Mungkin begitu sikap Presiden Prabowo jika diterjemahkan secara bebas. Ketika menawarkan strategi “Pak Puk” kepada kemarahan AS yang ekonominya tidak akan hegemonik lagi itu. Saat ini Industri manufaktur Tiongkok sudah lebih besar dibanding gabungan produksi manufaktur AS, India, dan Jerman. Hutang pemerintah AS lebih besar dibanding gabungan hutang pemerintah Tiongkok, Jepang, UK dan India. Gambaran ekonomi AS tidak dominan lagi.
Atas perang tarif itu Indonesia tidak konfrontatif. Melainkan mengajak pada formulasi win-win dalam perdagangan Indonesia-AS.
Lantas apa keuntungan strategi “Pak Puk” itu bagi Indonesia ?. Sebagai komunitas kritis non ekonom, kita hanya bisa menyodorkan analisa.

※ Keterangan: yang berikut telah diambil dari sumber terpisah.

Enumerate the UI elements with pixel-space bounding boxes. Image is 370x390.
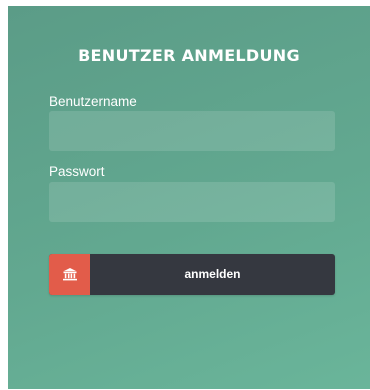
- login-button-label: anmelden: [184, 267, 241, 281]
- login-title: BENUTZER ANMELDUNG: [78, 46, 300, 65]
- bank-icon: [49, 254, 90, 295]
- username-input[interactable]: [49, 111, 335, 151]
- login-button[interactable]: anmelden: [49, 254, 335, 295]
- username-label: Benutzername: [49, 94, 137, 109]
- login-panel: BENUTZER ANMELDUNG Benutzername Passwort…: [8, 6, 370, 389]
- password-input[interactable]: [49, 182, 335, 222]
- password-label: Passwort: [49, 164, 105, 179]
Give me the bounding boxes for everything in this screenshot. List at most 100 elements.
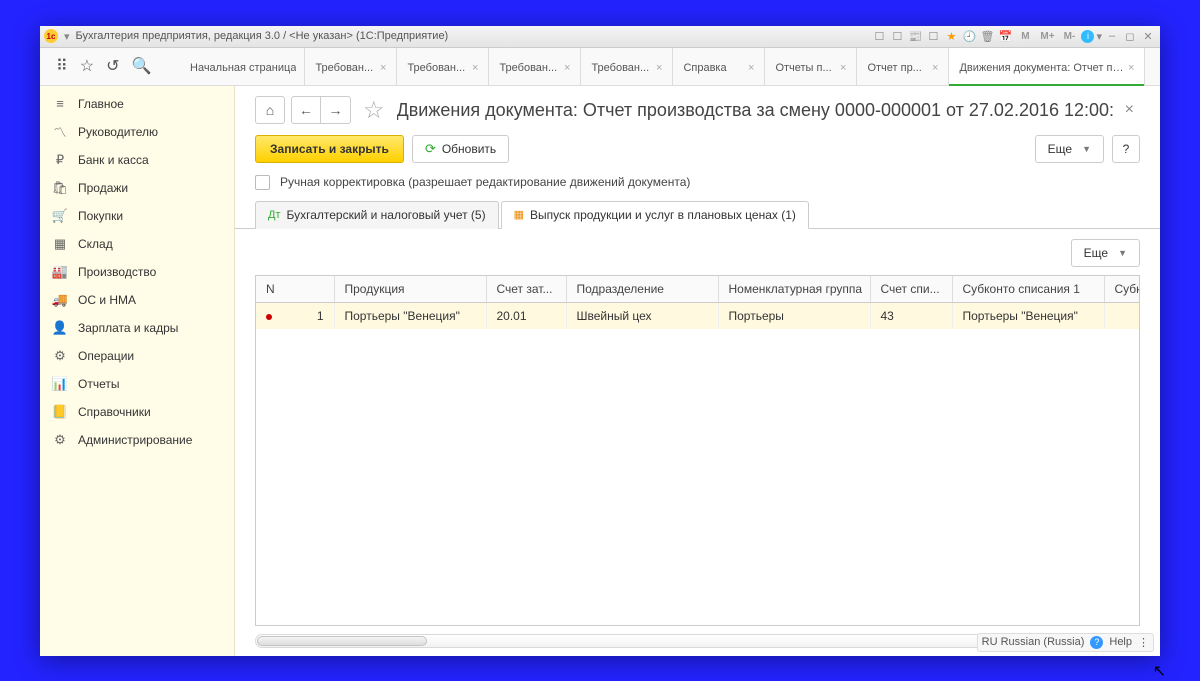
back-button[interactable]: ← (291, 96, 321, 124)
tab[interactable]: Требован...× (305, 48, 397, 85)
tab[interactable]: Отчет пр...× (857, 48, 949, 85)
tabbar: ⠿ ☆ ↺ 🔍 Начальная страницаТребован...×Тр… (40, 48, 1160, 86)
sidebar-label: Покупки (78, 209, 123, 223)
titlebar: 1c ▾ Бухгалтерия предприятия, редакция 3… (40, 26, 1160, 48)
content: ⌂ ← → ☆ Движения документа: Отчет произв… (235, 86, 1160, 656)
titlebar-dropdown-icon[interactable]: ▾ (64, 30, 70, 43)
history-icon[interactable]: 🕘 (961, 28, 977, 44)
table-more-label: Еще (1084, 246, 1108, 260)
sidebar-item[interactable]: 🚚ОС и НМА (40, 286, 234, 314)
help-label[interactable]: Help (1109, 636, 1132, 648)
tab-close-icon[interactable]: × (746, 62, 756, 74)
sidebar: ≡Главное〽Руководителю₽Банк и касса🛍Прода… (40, 86, 235, 656)
apps-icon[interactable]: ⠿ (56, 56, 68, 76)
m-minus-button[interactable]: M- (1059, 28, 1079, 44)
cell-acct: 20.01 (486, 302, 566, 329)
tab-label: Требован... (591, 62, 654, 74)
column-header[interactable]: Подразделение (566, 276, 718, 303)
sidebar-item[interactable]: 🛒 Покупки (40, 202, 234, 230)
tab[interactable]: Начальная страница (180, 48, 305, 85)
column-header[interactable]: Счет спи... (870, 276, 952, 303)
toolbar-icon[interactable]: 📰 (907, 28, 923, 44)
m-plus-button[interactable]: M+ (1037, 28, 1057, 44)
column-header[interactable]: Продукция (334, 276, 486, 303)
tab-close-icon[interactable]: × (562, 62, 572, 74)
tab-close-icon[interactable]: × (930, 62, 940, 74)
data-tab[interactable]: ▦Выпуск продукции и услуг в плановых цен… (501, 201, 809, 229)
refresh-button[interactable]: ⟳ Обновить (412, 135, 509, 163)
tab[interactable]: Требован...× (489, 48, 581, 85)
tab[interactable]: Движения документа: Отчет производства з… (949, 48, 1145, 85)
table-row[interactable]: 1 Портьеры "Венеция" 20.01 Швейный цех П… (256, 302, 1140, 329)
toolbar-icon[interactable]: ☐ (925, 28, 941, 44)
close-icon[interactable]: ✕ (1140, 28, 1156, 44)
history-icon[interactable]: ↺ (106, 56, 119, 76)
calendar-icon[interactable]: 📅 (997, 28, 1013, 44)
cell-group: Портьеры (718, 302, 870, 329)
tab[interactable]: Отчеты п...× (765, 48, 857, 85)
column-header[interactable]: Номенклатурная группа (718, 276, 870, 303)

Pertama, untuk mempertahankan industri dalam negeri, khususnya produsen produk ekspor Indonesia ke AS. Ketika kenaikan tarif dibatalkan dengan kompensasi impor produk AS, produsen kedua negara akan tetap bertahan. Tidak mati oleh perang Tarif. Indonesia bisa impor produk-produk AS yang memang tidak bisa diproduksi oleh Indonesia sendiri. Indonesia akan tetap impor produk-produk itu walau tidak dari AS.